Trump threatens to withhold food aid as cities, nonprofits ask judge to intervene – SABC News
US President Donald Trump said on Tuesday that food assistance aid for millions of Americans will be given out only when the federal government shutdown ends, as lawyers for cities and nonprofits urged a federal judge in Rhode Island to force his administration to fully fund the benefits.
Trump, in a post on his social media platform Truth Social, said Supplemental Nutrition Assistance Program benefits “will be given only when the Radical Left Democrats open up government, which they can easily do, and not before!”
The Republican president’s threat to withhold SNAP benefits for 42 million Americans came a day after the U.S. Department of Agriculture said it would use emergency funding to pay for reduced benefits in November after a judge blocked its plans to suspend payments during the shutdown.
The White House and USDA did not respond to requests for comment to clarify Trump’s statement.
The prolonged government shutdown on Tuesday entered its 35th day, matching a record set during Trump’s first term for the longest in history, as Republicans and Democrats in Congress continue to blame each other for the standoff, which has put SNAP benefits in jeopardy.
US District Judge John McConnell in Rhode Island had given the administration the option of either using $5.25 billion in emergency funding to provide partial benefits once it resolved “administrative and clerical burdens” or tapping additional funding to provide SNAP benefits in full in November.

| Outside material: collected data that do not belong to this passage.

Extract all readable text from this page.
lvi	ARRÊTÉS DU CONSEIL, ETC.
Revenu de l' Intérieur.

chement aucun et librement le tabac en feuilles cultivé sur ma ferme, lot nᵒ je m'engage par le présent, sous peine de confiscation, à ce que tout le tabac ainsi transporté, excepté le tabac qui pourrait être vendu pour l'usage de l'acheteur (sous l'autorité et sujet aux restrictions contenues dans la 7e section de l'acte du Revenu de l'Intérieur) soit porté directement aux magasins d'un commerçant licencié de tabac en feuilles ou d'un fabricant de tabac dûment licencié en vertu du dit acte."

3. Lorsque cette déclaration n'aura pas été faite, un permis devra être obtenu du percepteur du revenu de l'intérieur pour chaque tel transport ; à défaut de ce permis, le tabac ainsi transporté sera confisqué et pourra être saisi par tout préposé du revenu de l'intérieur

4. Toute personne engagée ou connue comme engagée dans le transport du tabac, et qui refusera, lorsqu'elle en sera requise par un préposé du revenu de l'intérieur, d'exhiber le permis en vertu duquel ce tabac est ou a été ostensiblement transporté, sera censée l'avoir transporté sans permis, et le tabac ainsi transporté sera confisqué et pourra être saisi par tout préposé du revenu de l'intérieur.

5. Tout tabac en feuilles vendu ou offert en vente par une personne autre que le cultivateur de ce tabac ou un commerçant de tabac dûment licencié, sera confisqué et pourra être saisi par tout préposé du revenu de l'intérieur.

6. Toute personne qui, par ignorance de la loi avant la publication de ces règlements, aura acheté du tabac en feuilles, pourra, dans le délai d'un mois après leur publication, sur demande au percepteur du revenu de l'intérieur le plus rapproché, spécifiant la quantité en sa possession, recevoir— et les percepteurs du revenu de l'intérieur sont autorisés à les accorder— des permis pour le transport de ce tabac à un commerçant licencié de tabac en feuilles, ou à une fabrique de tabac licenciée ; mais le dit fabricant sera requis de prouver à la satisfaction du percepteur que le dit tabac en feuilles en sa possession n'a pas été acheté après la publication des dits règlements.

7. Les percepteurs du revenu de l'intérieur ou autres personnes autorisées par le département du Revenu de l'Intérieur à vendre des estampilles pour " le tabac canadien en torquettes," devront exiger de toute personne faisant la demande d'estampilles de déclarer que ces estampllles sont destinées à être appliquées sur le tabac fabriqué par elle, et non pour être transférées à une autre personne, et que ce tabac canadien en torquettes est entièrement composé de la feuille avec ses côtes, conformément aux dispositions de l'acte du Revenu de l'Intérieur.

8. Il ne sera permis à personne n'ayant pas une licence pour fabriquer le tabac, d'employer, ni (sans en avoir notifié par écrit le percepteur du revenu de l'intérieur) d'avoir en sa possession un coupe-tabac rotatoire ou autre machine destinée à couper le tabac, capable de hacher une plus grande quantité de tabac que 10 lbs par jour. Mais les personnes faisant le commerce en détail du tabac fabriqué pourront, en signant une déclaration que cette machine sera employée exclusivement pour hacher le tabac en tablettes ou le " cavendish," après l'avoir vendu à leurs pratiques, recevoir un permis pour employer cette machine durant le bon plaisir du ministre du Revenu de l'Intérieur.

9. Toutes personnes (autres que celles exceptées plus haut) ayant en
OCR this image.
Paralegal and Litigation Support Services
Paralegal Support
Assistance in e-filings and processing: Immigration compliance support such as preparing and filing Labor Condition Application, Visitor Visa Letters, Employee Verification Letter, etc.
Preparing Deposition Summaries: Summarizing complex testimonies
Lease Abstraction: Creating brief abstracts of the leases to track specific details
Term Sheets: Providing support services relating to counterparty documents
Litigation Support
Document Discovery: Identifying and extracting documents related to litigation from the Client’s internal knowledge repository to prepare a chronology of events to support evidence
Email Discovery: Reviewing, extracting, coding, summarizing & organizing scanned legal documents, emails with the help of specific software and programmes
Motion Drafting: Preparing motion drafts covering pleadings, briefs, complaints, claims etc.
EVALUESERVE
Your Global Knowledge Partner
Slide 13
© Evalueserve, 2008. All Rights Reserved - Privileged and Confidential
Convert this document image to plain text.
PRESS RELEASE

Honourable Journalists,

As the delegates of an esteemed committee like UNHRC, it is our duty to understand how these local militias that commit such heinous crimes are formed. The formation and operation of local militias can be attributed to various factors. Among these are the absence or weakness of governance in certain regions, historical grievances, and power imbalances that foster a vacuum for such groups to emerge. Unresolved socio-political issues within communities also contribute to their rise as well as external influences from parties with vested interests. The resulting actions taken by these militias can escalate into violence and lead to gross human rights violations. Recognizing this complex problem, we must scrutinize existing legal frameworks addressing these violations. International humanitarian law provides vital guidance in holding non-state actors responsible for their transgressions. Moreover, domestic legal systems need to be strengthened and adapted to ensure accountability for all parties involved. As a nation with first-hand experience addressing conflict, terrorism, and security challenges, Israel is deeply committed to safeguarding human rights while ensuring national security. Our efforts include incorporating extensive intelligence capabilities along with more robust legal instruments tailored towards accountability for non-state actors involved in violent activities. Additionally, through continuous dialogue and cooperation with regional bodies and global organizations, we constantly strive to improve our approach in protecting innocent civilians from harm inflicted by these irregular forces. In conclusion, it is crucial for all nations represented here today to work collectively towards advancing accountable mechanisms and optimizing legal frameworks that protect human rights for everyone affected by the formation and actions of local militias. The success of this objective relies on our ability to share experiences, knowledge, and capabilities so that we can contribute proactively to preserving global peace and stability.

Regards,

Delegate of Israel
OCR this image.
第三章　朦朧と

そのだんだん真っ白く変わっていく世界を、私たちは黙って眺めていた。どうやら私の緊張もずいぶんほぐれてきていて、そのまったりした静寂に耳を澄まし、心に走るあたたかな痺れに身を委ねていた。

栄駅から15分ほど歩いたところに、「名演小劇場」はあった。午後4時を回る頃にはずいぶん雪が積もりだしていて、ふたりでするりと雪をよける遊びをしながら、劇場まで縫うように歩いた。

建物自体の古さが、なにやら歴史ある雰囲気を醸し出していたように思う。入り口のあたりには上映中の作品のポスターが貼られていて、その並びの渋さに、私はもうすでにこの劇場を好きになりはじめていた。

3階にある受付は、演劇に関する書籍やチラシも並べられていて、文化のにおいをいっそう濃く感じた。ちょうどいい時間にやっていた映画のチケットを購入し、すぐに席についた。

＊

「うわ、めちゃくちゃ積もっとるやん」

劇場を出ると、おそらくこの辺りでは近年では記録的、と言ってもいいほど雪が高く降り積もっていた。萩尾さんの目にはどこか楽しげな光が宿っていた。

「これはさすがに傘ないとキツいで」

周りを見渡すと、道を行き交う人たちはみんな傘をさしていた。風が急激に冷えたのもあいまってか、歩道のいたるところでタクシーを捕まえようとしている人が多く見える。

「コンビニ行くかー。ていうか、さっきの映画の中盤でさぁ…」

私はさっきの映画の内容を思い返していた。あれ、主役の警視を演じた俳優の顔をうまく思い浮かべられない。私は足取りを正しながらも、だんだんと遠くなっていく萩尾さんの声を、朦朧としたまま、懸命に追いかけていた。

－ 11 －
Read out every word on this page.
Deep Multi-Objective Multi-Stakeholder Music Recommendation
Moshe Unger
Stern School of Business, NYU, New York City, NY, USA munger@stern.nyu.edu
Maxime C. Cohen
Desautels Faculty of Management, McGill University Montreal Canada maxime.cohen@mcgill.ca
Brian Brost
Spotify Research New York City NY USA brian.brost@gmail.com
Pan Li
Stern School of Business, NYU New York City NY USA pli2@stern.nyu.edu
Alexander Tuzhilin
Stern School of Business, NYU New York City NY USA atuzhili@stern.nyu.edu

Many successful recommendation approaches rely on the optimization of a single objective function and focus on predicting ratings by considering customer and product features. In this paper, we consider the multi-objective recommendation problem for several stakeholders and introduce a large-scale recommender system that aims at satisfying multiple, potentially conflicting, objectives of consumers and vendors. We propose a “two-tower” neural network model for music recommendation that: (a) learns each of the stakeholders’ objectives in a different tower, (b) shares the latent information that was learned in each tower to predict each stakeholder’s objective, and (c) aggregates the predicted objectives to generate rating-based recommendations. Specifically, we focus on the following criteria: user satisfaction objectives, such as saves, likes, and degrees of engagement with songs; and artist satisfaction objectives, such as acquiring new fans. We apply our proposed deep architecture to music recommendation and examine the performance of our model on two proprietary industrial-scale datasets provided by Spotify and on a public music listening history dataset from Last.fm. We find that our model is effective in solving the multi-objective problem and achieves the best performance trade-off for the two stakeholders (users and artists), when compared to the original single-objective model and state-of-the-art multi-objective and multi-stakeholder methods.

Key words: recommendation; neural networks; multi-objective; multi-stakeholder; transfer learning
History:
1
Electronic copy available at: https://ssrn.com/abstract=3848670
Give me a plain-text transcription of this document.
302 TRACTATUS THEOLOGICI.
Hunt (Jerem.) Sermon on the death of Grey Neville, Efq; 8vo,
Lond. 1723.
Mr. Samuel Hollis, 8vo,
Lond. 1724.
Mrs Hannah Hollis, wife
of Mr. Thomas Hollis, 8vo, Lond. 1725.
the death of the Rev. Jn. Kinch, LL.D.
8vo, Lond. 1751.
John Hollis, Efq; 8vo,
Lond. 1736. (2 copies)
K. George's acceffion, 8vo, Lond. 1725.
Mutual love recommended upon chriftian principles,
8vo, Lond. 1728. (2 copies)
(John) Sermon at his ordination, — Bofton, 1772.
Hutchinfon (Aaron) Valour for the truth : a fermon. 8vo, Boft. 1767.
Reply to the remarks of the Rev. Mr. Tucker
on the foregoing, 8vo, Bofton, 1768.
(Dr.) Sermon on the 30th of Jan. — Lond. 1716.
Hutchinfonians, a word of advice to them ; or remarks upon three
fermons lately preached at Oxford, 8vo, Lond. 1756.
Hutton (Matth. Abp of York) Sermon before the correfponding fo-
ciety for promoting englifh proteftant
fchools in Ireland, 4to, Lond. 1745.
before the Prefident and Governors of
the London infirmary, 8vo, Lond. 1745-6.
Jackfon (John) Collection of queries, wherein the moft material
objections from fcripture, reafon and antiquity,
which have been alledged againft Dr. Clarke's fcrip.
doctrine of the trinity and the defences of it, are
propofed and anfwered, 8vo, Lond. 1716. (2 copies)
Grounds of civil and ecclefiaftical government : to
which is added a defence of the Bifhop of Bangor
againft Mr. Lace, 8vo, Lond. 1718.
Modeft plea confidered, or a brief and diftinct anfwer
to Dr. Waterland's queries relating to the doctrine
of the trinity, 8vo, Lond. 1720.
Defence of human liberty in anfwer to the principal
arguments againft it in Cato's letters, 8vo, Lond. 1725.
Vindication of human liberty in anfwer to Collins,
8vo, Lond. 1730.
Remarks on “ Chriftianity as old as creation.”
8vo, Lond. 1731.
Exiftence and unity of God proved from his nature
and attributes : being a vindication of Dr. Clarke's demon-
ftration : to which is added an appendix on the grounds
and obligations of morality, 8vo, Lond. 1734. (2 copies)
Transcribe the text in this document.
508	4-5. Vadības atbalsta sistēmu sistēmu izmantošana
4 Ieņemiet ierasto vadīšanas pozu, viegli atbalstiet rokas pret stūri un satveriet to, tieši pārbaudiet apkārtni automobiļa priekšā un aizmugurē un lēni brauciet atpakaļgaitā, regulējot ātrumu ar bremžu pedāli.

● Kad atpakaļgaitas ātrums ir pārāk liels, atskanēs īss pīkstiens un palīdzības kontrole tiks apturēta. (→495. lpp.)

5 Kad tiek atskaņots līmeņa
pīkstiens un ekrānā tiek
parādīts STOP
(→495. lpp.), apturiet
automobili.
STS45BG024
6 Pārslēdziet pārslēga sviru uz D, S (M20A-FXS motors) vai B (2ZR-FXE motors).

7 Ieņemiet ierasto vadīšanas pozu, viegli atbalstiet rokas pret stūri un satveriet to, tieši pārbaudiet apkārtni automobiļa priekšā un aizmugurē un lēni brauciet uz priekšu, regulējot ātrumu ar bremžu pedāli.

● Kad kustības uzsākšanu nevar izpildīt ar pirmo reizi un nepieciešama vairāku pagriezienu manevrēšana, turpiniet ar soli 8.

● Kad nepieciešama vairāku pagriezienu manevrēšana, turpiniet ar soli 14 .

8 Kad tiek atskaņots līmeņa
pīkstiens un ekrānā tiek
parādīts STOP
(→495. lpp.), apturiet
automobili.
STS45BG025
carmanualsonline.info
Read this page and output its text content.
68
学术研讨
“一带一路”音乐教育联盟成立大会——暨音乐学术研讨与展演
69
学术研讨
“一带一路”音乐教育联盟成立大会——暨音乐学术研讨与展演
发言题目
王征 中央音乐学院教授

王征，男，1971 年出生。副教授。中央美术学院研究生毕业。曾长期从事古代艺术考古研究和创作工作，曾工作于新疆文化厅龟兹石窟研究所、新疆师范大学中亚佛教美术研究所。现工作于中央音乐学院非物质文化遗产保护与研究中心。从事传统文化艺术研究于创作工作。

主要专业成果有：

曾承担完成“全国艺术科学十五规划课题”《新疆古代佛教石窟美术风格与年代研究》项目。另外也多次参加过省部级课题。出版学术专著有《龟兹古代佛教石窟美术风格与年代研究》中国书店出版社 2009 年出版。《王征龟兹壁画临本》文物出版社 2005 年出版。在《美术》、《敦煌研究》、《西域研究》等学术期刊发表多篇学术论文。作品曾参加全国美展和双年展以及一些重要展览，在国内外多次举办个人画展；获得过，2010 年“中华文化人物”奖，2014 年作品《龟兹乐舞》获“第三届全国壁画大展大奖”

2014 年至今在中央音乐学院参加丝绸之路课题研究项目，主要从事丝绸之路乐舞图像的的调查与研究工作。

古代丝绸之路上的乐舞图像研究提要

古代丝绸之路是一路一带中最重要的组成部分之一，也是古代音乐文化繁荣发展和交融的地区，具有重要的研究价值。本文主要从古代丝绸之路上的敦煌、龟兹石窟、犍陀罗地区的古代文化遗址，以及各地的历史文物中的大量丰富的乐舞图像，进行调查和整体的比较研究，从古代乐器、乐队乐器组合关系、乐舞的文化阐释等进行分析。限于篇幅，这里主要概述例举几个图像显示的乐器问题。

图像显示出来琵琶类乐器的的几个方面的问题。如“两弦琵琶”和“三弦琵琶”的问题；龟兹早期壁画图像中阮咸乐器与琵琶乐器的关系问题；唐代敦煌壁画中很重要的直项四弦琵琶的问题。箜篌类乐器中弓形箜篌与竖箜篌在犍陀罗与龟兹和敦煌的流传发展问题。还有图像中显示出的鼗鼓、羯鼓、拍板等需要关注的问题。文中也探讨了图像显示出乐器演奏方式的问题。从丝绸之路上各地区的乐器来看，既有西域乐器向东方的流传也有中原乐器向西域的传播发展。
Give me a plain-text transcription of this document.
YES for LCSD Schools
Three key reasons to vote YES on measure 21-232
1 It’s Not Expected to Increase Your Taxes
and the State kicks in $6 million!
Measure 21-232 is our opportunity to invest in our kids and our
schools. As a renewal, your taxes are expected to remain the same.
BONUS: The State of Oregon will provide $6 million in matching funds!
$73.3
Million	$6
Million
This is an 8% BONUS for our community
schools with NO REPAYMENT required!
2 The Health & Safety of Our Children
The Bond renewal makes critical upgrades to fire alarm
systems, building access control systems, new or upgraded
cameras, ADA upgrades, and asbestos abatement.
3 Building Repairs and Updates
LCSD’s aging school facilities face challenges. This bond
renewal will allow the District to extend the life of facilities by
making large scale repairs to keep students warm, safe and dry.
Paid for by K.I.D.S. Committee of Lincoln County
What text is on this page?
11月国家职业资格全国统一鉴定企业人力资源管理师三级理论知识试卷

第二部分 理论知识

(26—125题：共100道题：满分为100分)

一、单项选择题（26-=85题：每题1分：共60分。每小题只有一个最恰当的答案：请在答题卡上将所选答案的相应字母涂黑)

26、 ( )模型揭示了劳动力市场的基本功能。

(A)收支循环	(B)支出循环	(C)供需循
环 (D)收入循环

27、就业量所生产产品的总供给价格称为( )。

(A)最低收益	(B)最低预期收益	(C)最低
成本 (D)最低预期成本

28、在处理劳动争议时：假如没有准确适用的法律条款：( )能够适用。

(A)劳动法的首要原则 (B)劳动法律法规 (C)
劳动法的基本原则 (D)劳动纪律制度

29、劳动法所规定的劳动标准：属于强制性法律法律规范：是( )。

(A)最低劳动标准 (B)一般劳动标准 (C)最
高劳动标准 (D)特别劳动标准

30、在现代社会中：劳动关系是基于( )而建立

The USDA on Monday said that, in light of his ruling, it would use the contingency funding to partially pay for SNAP benefits, which cost $8 billion to $9 billion per month.
But the administration declined to tap other funding and said that it could take some states, which administer SNAP on a day-to-day basis, weeks to months to calculate and distribute the unprecedented partial payments.
Lawyers for the cities and nonprofits at the liberal legal group Democracy Forward in a motion on Tuesday told McConnell that the USDA’s statement about delays demonstrated that the administration had failed to resolve the “burdens” entailed by making only partial benefits available.
“Time is of the essence when it comes to hunger,” the lawyers wrote.
They urged McConnell, an appointee of former Democratic President Barack Obama, to force the administration as a result to release funding in its entirety for November SNAP benefits. McConnell scheduled a Thursday hearing to consider the request.